JALAJAHNUSAE.com – Menghadapi adaptasi kebiasaan baru (AKB) dalam dunia pariwisata, Perhimpunan Hotel dan Restoran (PHRI) Jawa Barat (Jabar) telah siap  menerapkan standar opersional prosedur (SOP) sesuai dengan arahan Kementerian Pariwisata dan Ekonomi Kreatif (Kemenparekraf).

Termasuk dalam pelaksanaan event tahunan Smiling West Java Great Sale yang kembali bakal digelar tahun ini.

SOP tersebut berupa cleanliness, healthy, and safety (CHS), guna memutus penyebaran Covid-19 dalam mengembalikan kondisi ekonomi pariwisata di Jabar.

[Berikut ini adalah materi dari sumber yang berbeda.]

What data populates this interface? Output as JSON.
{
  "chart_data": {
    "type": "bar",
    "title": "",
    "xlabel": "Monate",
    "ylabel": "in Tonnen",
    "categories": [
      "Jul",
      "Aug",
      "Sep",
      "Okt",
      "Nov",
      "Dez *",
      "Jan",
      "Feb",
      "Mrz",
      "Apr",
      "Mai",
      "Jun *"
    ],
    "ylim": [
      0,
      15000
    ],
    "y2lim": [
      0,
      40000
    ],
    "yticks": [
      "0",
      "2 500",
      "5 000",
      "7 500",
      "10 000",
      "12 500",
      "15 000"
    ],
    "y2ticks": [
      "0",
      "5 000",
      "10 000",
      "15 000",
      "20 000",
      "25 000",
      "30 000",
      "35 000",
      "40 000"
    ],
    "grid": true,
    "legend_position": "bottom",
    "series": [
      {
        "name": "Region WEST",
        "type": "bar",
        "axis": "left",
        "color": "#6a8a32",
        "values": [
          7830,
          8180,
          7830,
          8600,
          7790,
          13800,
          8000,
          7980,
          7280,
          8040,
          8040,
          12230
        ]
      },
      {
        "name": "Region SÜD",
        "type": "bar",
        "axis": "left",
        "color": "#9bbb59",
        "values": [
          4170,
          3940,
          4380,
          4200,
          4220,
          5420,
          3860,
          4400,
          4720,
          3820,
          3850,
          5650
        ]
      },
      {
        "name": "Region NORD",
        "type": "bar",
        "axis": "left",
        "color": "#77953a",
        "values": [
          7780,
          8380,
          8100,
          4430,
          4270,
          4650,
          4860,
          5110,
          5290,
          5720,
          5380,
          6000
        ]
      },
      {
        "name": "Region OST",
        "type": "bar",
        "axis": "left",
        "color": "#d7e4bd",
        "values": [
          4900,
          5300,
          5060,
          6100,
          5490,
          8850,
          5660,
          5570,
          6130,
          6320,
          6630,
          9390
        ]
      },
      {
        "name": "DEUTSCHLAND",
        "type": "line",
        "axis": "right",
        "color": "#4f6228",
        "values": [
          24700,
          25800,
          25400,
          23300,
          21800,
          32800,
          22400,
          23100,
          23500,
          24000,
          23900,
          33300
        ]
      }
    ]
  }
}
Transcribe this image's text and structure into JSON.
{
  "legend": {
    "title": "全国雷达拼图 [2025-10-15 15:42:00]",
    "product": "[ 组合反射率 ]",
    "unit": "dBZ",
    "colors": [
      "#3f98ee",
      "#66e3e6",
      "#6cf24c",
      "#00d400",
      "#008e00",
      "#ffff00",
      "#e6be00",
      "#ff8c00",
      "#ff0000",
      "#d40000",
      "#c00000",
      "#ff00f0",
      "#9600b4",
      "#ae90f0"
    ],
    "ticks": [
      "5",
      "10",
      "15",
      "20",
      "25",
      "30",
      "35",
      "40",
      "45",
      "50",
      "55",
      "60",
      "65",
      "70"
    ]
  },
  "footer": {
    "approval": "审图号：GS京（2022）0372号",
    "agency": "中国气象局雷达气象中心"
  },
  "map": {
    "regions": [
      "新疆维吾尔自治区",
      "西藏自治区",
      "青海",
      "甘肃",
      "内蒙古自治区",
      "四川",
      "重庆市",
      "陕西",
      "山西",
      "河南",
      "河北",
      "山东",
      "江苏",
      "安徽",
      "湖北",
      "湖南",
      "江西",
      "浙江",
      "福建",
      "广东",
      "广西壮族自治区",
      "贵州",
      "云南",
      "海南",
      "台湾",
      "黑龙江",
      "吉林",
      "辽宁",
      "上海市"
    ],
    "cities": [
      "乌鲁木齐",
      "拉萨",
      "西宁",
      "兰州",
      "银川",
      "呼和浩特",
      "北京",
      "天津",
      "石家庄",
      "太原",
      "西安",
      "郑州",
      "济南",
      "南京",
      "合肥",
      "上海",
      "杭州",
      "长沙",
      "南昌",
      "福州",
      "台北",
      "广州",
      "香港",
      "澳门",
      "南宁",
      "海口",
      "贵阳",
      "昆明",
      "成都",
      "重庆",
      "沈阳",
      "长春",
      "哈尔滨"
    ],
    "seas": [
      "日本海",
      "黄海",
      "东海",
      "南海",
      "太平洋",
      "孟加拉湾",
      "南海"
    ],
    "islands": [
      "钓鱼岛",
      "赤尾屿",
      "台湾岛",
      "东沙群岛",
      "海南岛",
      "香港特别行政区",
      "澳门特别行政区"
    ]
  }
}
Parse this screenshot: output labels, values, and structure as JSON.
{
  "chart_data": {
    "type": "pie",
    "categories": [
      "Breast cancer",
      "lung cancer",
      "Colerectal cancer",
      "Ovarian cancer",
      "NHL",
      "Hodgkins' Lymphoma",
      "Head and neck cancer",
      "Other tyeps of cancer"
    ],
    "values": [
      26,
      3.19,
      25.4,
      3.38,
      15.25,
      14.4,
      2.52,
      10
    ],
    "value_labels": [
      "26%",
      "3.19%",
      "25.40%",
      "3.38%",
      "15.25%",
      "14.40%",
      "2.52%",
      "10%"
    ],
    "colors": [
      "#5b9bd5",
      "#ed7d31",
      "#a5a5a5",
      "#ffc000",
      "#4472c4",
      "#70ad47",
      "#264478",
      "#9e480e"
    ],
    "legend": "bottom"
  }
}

“PHRI Jabar sebagai bagian dari industri yang terdampak oleh Covid-19  mendukung secara penuh pelaksanaan Smiling West Java Great Sale, termasuk kesiapan dalam menerapkan protokol kesehatan,” kata Restina Setiawan, Humas PHRI Jabar dalam keterangan persnya,Senin (15/6/2020).

Untuk membangkitkan kembali (recovery) dunia pariwisata, PHRI mendorong upaya percepatan pemulihan ekonomi dengan tetap mengacu pada  aturan atau protokol Covid-19 yang telah tetapkan pemerintah.

Restina menjelaskan sebelum beroperasi kembali, seluruh restoran dan hotel yang termasuk aggota PHRI Jabar melakukan simulasi, sosialisasi, dan uji coba pelaksanaan CHS tersebut.

Penerapan CHS ini melibatkan semua bagian dalam industri pariwisata seperti hotel mulai dari karyawan, tamu, sampai hotel maupun restoran.

Restina menyebutkan pihak hotel menyediakan layanan khusus kepada tamu yang ingin melaksanakan isolasi mandiri di hotel,menyediakan wastafel atau tempat cuci tangan yang dilengkapi dengan sabun dan pembersih tangan (handsanitizer).

Begitu pun  di depan hotel atau tempat strategis lainnya, pembatasan aktivitas tamu hanya di dalam kamar yang dapat memanfaatkan layanan kamar (room service), serta meniadakan aktivitas dan menutup fasilitas hotel yang dapat menciptakan kerumunan orang dalam area hotel, melakukan skrinning pengunjung sebelum memasuki lokasi hotel seperti pengukuran suhu tubuh, penggunaan masker, dan jaga jarak.

Sementara untuk karyawan, manajemen  memastikan karyawan dalam keadaan sehat dan mewajibkan karyawan menggunakan masker, sarung tangan, dan pakaian kerja sesuai pedoman keselamatan dan kesehatan kerja.